Why does iter() require & for lambda functions, whereas range doesn't in this example

Question

I have some trouble understanding the differences in this example:

I thought that both range(..) and iter() are std::iter::Iterator So why can I pass |x| in the first example to map and filter, but have to pass it as |&x| in the 2nd example?

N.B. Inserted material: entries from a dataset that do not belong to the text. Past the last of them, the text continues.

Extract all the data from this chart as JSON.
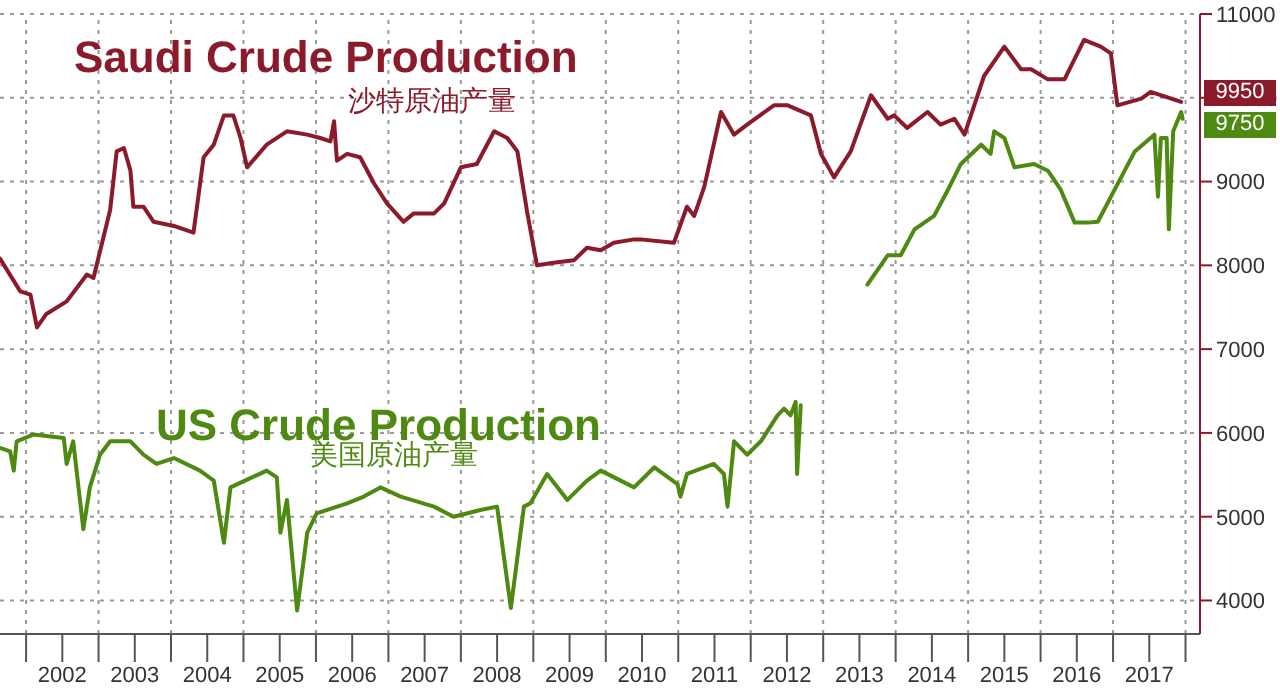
{
  "chart_data": {
    "type": "line",
    "xlim": [
      2001.64,
      2018.2
    ],
    "ylim": [
      3600,
      11000
    ],
    "xticks": [
      {
        "value": 2002,
        "label": null
      },
      {
        "value": 2002.5,
        "label": "2002"
      },
      {
        "value": 2003,
        "label": null
      },
      {
        "value": 2003.5,
        "label": "2003"
      },
      {
        "value": 2004,
        "label": null
      },
      {
        "value": 2004.5,
        "label": "2004"
      },
      {
        "value": 2005,
        "label": null
      },
      {
        "value": 2005.5,
        "label": "2005"
      },
      {
        "value": 2006,
        "label": null
      },
      {
        "value": 2006.5,
        "label": "2006"
      },
      {
        "value": 2007,
        "label": null
      },
      {
        "value": 2007.5,
        "label": "2007"
      },
      {
        "value": 2008,
        "label": null
      },
      {
        "value": 2008.5,
        "label": "2008"
      },
      {
        "value": 2009,
        "label": null
      },
      {
        "value": 2009.5,
        "label": "2009"
      },
      {
        "value": 2010,
        "label": null
      },
      {
        "value": 2010.5,
        "label": "2010"
      },
      {
        "value": 2011,
        "label": null
      },
      {
        "value": 2011.5,
        "label": "2011"
      },
      {
        "value": 2012,
        "label": null
      },
      {
        "value": 2012.5,
        "label": "2012"
      },
      {
        "value": 2013,
        "label": null
      },
      {
        "value": 2013.5,
        "label": "2013"
      },
      {
        "value": 2014,
        "label": null
      },
      {
        "value": 2014.5,
        "label": "2014"
      },
      {
        "value": 2015,
        "label": null
      },
      {
        "value": 2015.5,
        "label": "2015"
      },
      {
        "value": 2016,
        "label": null
      },
      {
        "value": 2016.5,
        "label": "2016"
      },
      {
        "value": 2017,
        "label": null
      },
      {
        "value": 2017.5,
        "label": "2017"
      },
      {
        "value": 2018,
        "label": null
      }
    ],
    "yticks": [
      4000,
      5000,
      6000,
      7000,
      8000,
      9000,
      10000,
      11000
    ],
    "grid": true,
    "legend": false,
    "marker": "none",
    "line_style": "solid",
    "annotations": [
      "沙特原油产量",
      "美国原油产量"
    ],
    "series": [
      {
        "name": "Saudi Crude Production",
        "color": "#8b1a2b",
        "x": [
          2001.64,
          2001.92,
          2002.06,
          2002.15,
          2002.28,
          2002.56,
          2002.84,
          2002.93,
          2003.16,
          2003.25,
          2003.35,
          2003.44,
          2003.48,
          2003.62,
          2003.76,
          2004.04,
          2004.31,
          2004.45,
          2004.59,
          2004.73,
          2004.86,
          2004.96,
          2005.05,
          2005.32,
          2005.6,
          2005.88,
          2006.06,
          2006.2,
          2006.25,
          2006.29,
          2006.43,
          2006.61,
          2006.8,
          2006.98,
          2007.21,
          2007.35,
          2007.63,
          2007.77,
          2008.0,
          2008.22,
          2008.46,
          2008.64,
          2008.78,
          2008.91,
          2009.05,
          2009.28,
          2009.56,
          2009.74,
          2009.93,
          2010.11,
          2010.39,
          2010.48,
          2010.94,
          2011.12,
          2011.22,
          2011.36,
          2011.59,
          2011.77,
          2011.95,
          2012.32,
          2012.51,
          2012.83,
          2012.97,
          2013.15,
          2013.38,
          2013.66,
          2013.89,
          2013.98,
          2014.16,
          2014.44,
          2014.62,
          2014.81,
          2014.95,
          2015.22,
          2015.5,
          2015.73,
          2015.87,
          2016.1,
          2016.33,
          2016.6,
          2016.83,
          2016.97,
          2017.06,
          2017.39,
          2017.52,
          2017.94
        ],
        "values": [
          8080,
          7690,
          7650,
          7260,
          7420,
          7570,
          7890,
          7850,
          8660,
          9360,
          9400,
          9130,
          8700,
          8700,
          8520,
          8470,
          8390,
          9290,
          9440,
          9790,
          9790,
          9520,
          9170,
          9440,
          9600,
          9560,
          9520,
          9480,
          9720,
          9250,
          9330,
          9290,
          8980,
          8740,
          8520,
          8620,
          8620,
          8740,
          9170,
          9210,
          9600,
          9520,
          9360,
          8660,
          8000,
          8030,
          8060,
          8210,
          8180,
          8270,
          8310,
          8310,
          8270,
          8700,
          8590,
          8940,
          9830,
          9560,
          9680,
          9910,
          9910,
          9790,
          9330,
          9050,
          9360,
          10030,
          9750,
          9790,
          9640,
          9830,
          9680,
          9750,
          9560,
          10260,
          10610,
          10340,
          10340,
          10220,
          10220,
          10690,
          10610,
          10530,
          9910,
          9990,
          10070,
          9950
        ],
        "value_labels": [
          null,
          null,
          null,
          null,
          null,
          null,
          null,
          null,
          null,
          null,
          null,
          null,
          null,
          null,
          null,
          null,
          null,
          null,
          null,
          null,
          null,
          null,
          null,
          null,
          null,
          null,
          null,
          null,
          null,
          null,
          null,
          null,
          null,
          null,
          null,
          null,
          null,
          null,
          null,
          null,
          null,
          null,
          null,
          null,
          null,
          null,
          null,
          null,
          null,
          null,
          null,
          null,
          null,
          null,
          null,
          null,
          null,
          null,
          null,
          null,
          null,
          null,
          null,
          null,
          null,
          null,
          null,
          null,
          null,
          null,
          null,
          null,
          null,
          null,
          null,
          null,
          null,
          null,
          null,
          null,
          null,
          null,
          null,
          null,
          null,
          "9950"
        ]
      },
      {
        "name": "US Crude Production",
        "color": "#4e8a12",
        "x": [
          2001.64,
          2001.78,
          2001.83,
          2001.87,
          2002.1,
          2002.52,
          2002.56,
          2002.65,
          2002.79,
          2002.88,
          2003.02,
          2003.16,
          2003.44,
          2003.62,
          2003.8,
          2004.04,
          2004.4,
          2004.59,
          2004.73,
          2004.82,
          2005.32,
          2005.46,
          2005.51,
          2005.6,
          2005.74,
          2005.88,
          2006.01,
          2006.43,
          2006.66,
          2006.89,
          2007.17,
          2007.63,
          2007.9,
          2008.27,
          2008.5,
          2008.69,
          2008.87,
          2008.96,
          2009.19,
          2009.47,
          2009.74,
          2009.93,
          2010.39,
          2010.67,
          2010.99,
          2011.03,
          2011.12,
          2011.49,
          2011.63,
          2011.68,
          2011.77,
          2011.95,
          2012.14,
          2012.37,
          2012.46,
          2012.55,
          2012.62,
          2012.64,
          2012.69,
          2013.1,
          2013.61,
          2013.89,
          2014.07,
          2014.26,
          2014.53,
          2014.72,
          2014.9,
          2015.18,
          2015.31,
          2015.36,
          2015.5,
          2015.64,
          2015.91,
          2016.1,
          2016.28,
          2016.47,
          2016.65,
          2016.79,
          2017.02,
          2017.3,
          2017.57,
          2017.62,
          2017.66,
          2017.74,
          2017.77,
          2017.83,
          2017.94,
          2017.96
        ],
        "values": [
          5820,
          5780,
          5550,
          5900,
          5980,
          5940,
          5630,
          5900,
          4850,
          5350,
          5740,
          5900,
          5900,
          5740,
          5630,
          5700,
          5550,
          5430,
          4690,
          5350,
          5550,
          5470,
          4810,
          5200,
          3880,
          4810,
          5040,
          5160,
          5240,
          5350,
          5240,
          5120,
          5000,
          5080,
          5120,
          3910,
          5120,
          5160,
          5510,
          5200,
          5430,
          5550,
          5350,
          5590,
          5390,
          5240,
          5510,
          5630,
          5510,
          5120,
          5900,
          5740,
          5900,
          6210,
          6290,
          6210,
          6370,
          5510,
          6330,
          null,
          7770,
          8120,
          8120,
          8430,
          8590,
          8900,
          9210,
          9440,
          9330,
          9600,
          9520,
          9170,
          9210,
          9130,
          8900,
          8510,
          8510,
          8520,
          8900,
          9360,
          9560,
          8820,
          9520,
          9520,
          8430,
          9600,
          9830,
          9750
        ],
        "value_labels": [
          null,
          null,
          null,
          null,
          null,
          null,
          null,
          null,
          null,
          null,
          null,
          null,
          null,
          null,
          null,
          null,
          null,
          null,
          null,
          null,
          null,
          null,
          null,
          null,
          null,
          null,
          null,
          null,
          null,
          null,
          null,
          null,
          null,
          null,
          null,
          null,
          null,
          null,
          null,
          null,
          null,
          null,
          null,
          null,
          null,
          null,
          null,
          null,
          null,
          null,
          null,
          null,
          null,
          null,
          null,
          null,
          null,
          null,
          null,
          null,
          null,
          null,
          null,
          null,
          null,
          null,
          null,
          null,
          null,
          null,
          null,
          null,
          null,
          null,
          null,
          null,
          null,
          null,
          null,
          null,
          null,
          null,
          null,
          null,
          null,
          null,
          null,
          "9750"
        ]
      }
    ]
  }
}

use std::iter::AdditiveIterator;

fn main() {
    let range1 = range(1,9);
    let range2 = [1,2,3,4,5,6,7,8,9];

    //indented for easier visualization
    let sum1 = range1       .map(| x| x * x).filter(| x| x % 2 == 0).sum();
    let sum2 = range2.iter().map(|&x| x * x).filter(|&x| x % 2 == 0).sum();

    println!("{}", sum1);
    println!("{}", sum2);
}

Answer 1

Just knowing they're both Iterator without knowing Iterators type parameter doesn't tell you anything about what they're iterating over, which is the important difference here. For this code:

• range1 is an Iterator<int>
• range2.iter() is an Iterator<&int>

That is, slice iterator returns references pointing directly into the slice (it has to do this or, for general T, it would be trying to steal ownership out of a borrowed slice &[T]: illegal), while range just returns the counter by-value since it constructs it internally, and is free to hand it out ("transferring ownership").

Hence, to get an int out of the slice iterator, you need to dereference the reference somehow, e.g. pattern matching through it via |&x| ..., or writing |x| *x * *x.